THE number of ‘oversized’ classes for infants in county hall-led schools has risen by more than 20 times in just four years.
In January 2010, just 62 four to seven-years-olds were being taught in two forms with more than the recommended 20 maximum.
New official figures show that by January 2013, the number had rocketed to 1,538, approaching 50 classes, in contrast to Blackburn with Darwen where the number of infants in oversize classes remained zero. The 2,381 per cent increase has raised concerns about the quality of education in Burnley, Hyndburn, Ribble Valley, Pendle, Rossendale and Chorley.
The county council said Lancashire had been one of the pioneers of cutting class sizes for four to seven-year-olds to 30 or fewer and while the number had increased from two to more than 40, each one had only one or two extra pupils.

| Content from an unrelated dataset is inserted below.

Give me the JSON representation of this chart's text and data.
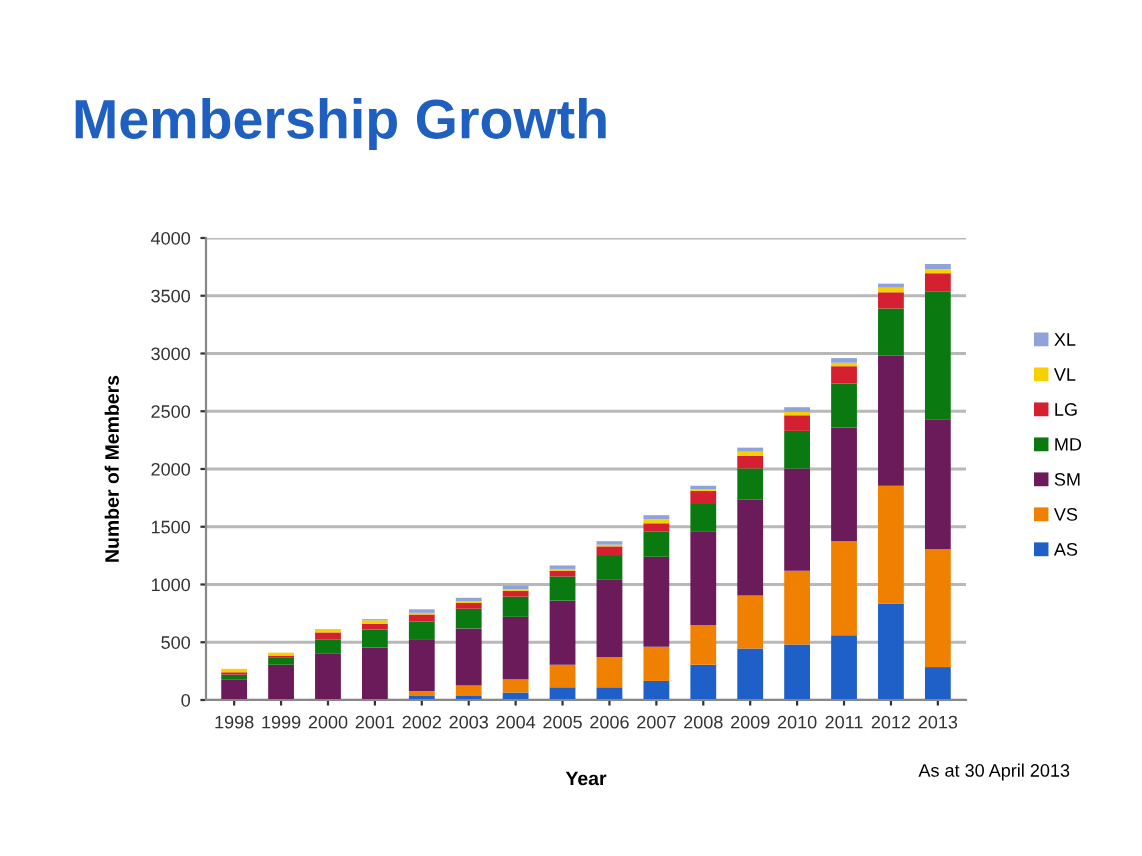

Across England, the number of infants in classes of 30 plus has tripled since 2010, making Lancashire one of the hardest-hit areas.
In Blackburn and Darwen there has been no increase, and there are no classes with more than 30 children.
Parent Sam Townend, from Rawtenstall, said: “It’s worrying. My son had issues with reading when he started school, and it wasn’t something that was picked up on because the class was too big.”
UCLan academic Barbara Draper said: “There is a direct link between the number of children in a class and successful attainment, not to mention the positive impacts on behaviour.”
The figures were revealed by Will Straw, Labour’s prospective parliamentary candidate for Rossendale and Darwen.
County schools boss Matthew Tomlinson said: “Classes of 30 infants are only expanded by one or occasionally two places – the figures do not represent a wholesale return to large classes.”